То ли по контрасту со свежестью солнечного августовского утра, то ли от самовнушения, но сам воздух в квартире, когда я наконец перешагнул ее порог, показался мне каким-то затхлым, сырым, чуть ли не кладбищенским. Сама прохлада показалась мне прохладой склепа. С раздражением я принялся открывать окна нараспашку, словно желал выветрить обитавший тут нездоровый дух. Мною владело сложное чувство: с одной стороны, как ни стыдно в этом признаться, я боялся, или, скорей, чувствовал смутную тревогу; с другой, я был зол на себя за расшалившиеся нервы. И когда около полудня позвонил (наконец-то!) мой троюродный братец, он неожиданно для себя получил по первое число.
- Какие люди удостоили нас разговора!
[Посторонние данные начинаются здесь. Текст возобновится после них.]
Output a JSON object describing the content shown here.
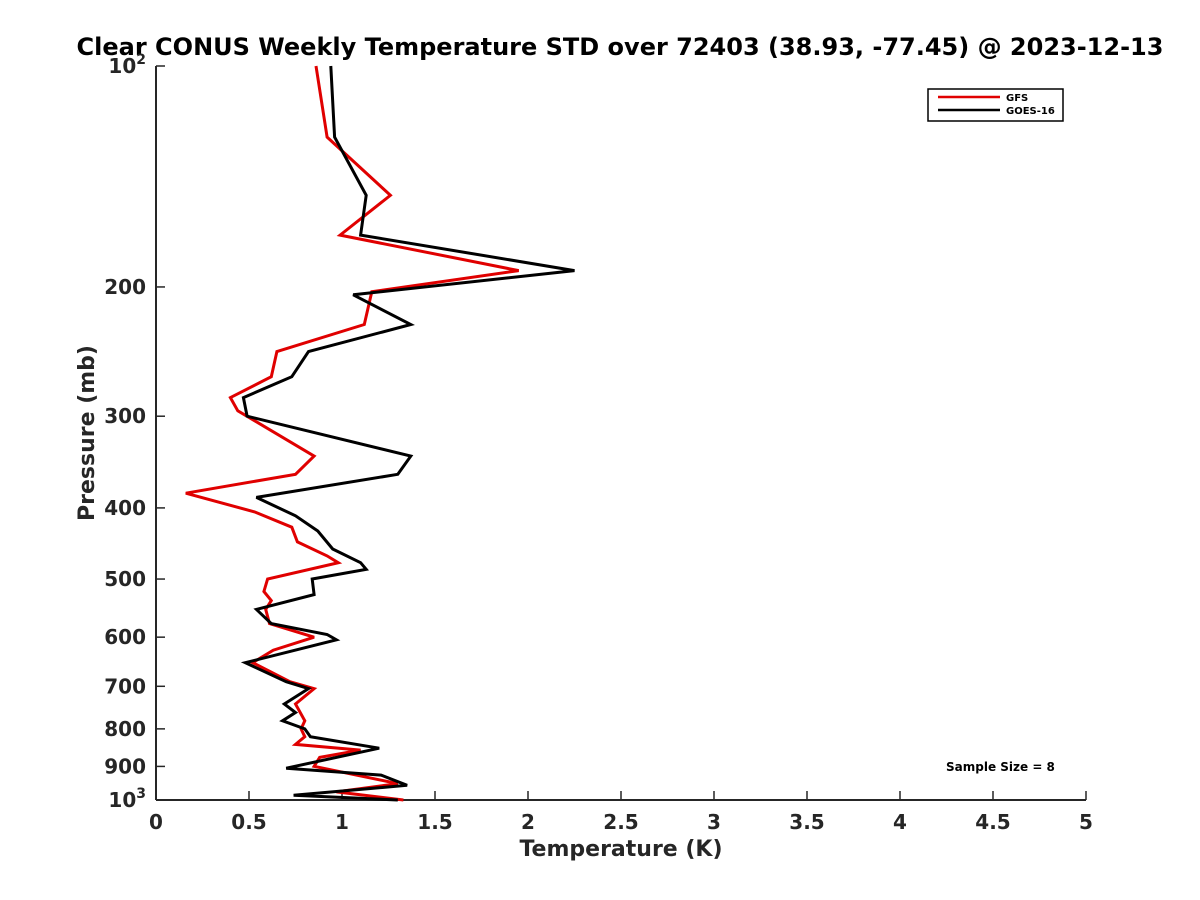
{
  "chart_data": {
    "type": "line",
    "title": "Clear CONUS Weekly Temperature STD over 72403 (38.93, -77.45) @ 2023-12-13",
    "xlabel": "Temperature (K)",
    "ylabel": "Pressure (mb)",
    "xlim": [
      0,
      5
    ],
    "ylim": [
      100,
      1000
    ],
    "y_scale": "log",
    "y_reversed": true,
    "x_ticks": [
      "0",
      "0.5",
      "1",
      "1.5",
      "2",
      "2.5",
      "3",
      "3.5",
      "4",
      "4.5",
      "5"
    ],
    "y_ticks": [
      {
        "value": 100,
        "label": "10",
        "sup": "2"
      },
      {
        "value": 200,
        "label": "200",
        "sup": ""
      },
      {
        "value": 300,
        "label": "300",
        "sup": ""
      },
      {
        "value": 400,
        "label": "400",
        "sup": ""
      },
      {
        "value": 500,
        "label": "500",
        "sup": ""
      },
      {
        "value": 600,
        "label": "600",
        "sup": ""
      },
      {
        "value": 700,
        "label": "700",
        "sup": ""
      },
      {
        "value": 800,
        "label": "800",
        "sup": ""
      },
      {
        "value": 900,
        "label": "900",
        "sup": ""
      },
      {
        "value": 1000,
        "label": "10",
        "sup": "3"
      }
    ],
    "grid": false,
    "legend_position": "top-right",
    "annotation": "Sample Size = 8",
    "series": [
      {
        "name": "GFS",
        "color": "#e00000",
        "points": [
          [
            0.86,
            100
          ],
          [
            0.92,
            125
          ],
          [
            1.26,
            150
          ],
          [
            0.99,
            170
          ],
          [
            1.95,
            190
          ],
          [
            1.16,
            203
          ],
          [
            1.12,
            225
          ],
          [
            0.65,
            245
          ],
          [
            0.62,
            265
          ],
          [
            0.4,
            283
          ],
          [
            0.44,
            295
          ],
          [
            0.85,
            340
          ],
          [
            0.75,
            360
          ],
          [
            0.16,
            382
          ],
          [
            0.53,
            405
          ],
          [
            0.73,
            425
          ],
          [
            0.76,
            445
          ],
          [
            0.92,
            465
          ],
          [
            0.98,
            475
          ],
          [
            0.6,
            500
          ],
          [
            0.58,
            520
          ],
          [
            0.62,
            535
          ],
          [
            0.59,
            550
          ],
          [
            0.61,
            575
          ],
          [
            0.85,
            600
          ],
          [
            0.63,
            625
          ],
          [
            0.52,
            650
          ],
          [
            0.72,
            690
          ],
          [
            0.85,
            705
          ],
          [
            0.75,
            740
          ],
          [
            0.8,
            780
          ],
          [
            0.78,
            800
          ],
          [
            0.8,
            820
          ],
          [
            0.75,
            840
          ],
          [
            1.1,
            855
          ],
          [
            0.88,
            875
          ],
          [
            0.85,
            900
          ],
          [
            1.3,
            950
          ],
          [
            0.97,
            975
          ],
          [
            1.33,
            1000
          ]
        ]
      },
      {
        "name": "GOES-16",
        "color": "#000000",
        "points": [
          [
            0.94,
            100
          ],
          [
            0.96,
            125
          ],
          [
            1.13,
            150
          ],
          [
            1.1,
            170
          ],
          [
            2.25,
            190
          ],
          [
            1.06,
            205
          ],
          [
            1.37,
            225
          ],
          [
            0.82,
            245
          ],
          [
            0.73,
            265
          ],
          [
            0.47,
            283
          ],
          [
            0.49,
            300
          ],
          [
            1.37,
            340
          ],
          [
            1.3,
            360
          ],
          [
            0.54,
            387
          ],
          [
            0.75,
            410
          ],
          [
            0.87,
            430
          ],
          [
            0.95,
            455
          ],
          [
            1.1,
            475
          ],
          [
            1.13,
            485
          ],
          [
            0.84,
            500
          ],
          [
            0.85,
            525
          ],
          [
            0.54,
            550
          ],
          [
            0.62,
            575
          ],
          [
            0.92,
            595
          ],
          [
            0.97,
            605
          ],
          [
            0.48,
            650
          ],
          [
            0.7,
            690
          ],
          [
            0.82,
            705
          ],
          [
            0.69,
            740
          ],
          [
            0.75,
            760
          ],
          [
            0.68,
            780
          ],
          [
            0.8,
            800
          ],
          [
            0.83,
            820
          ],
          [
            1.2,
            850
          ],
          [
            0.7,
            905
          ],
          [
            1.21,
            925
          ],
          [
            1.35,
            955
          ],
          [
            0.74,
            985
          ],
          [
            1.3,
            1000
          ]
        ]
      }
    ]
  }
}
Ты ли это? Ах, все-таки ты. Молодец! Я тут как цепная собака сижу, сторожу твои манатки, а ты не удосужился даже позвонить за две с половиной недели! Что? Где я был вчера вечером? Так ты меня контролируешь? Знаешь что, Роман, в следующий раз найми себе профессионального охранника с пистолетом, плати ему и проверяй! А с меня довольно! Я не мальчик на побегушках! Со мной все в полном порядке! Да! Сам пей бром! Будешь 26? Я очень рад. До свиданья!
Я швырнул телефонную трубку с такой яростью, словно она была во всем виновата. Конечно, я выглядел глупо, и спустя несколько минут после разговора, когда эмоции начали остывать, сам признал это. Немотивированное раздражение всегда выглядит со стороны глупо и жалко, но сказать о причине моих эмоций было бы еще глупее. Я вздохнул, поправил трубку и пошел на улицу якобы за мороженым, хотя никакого мороженого мне не хотелось.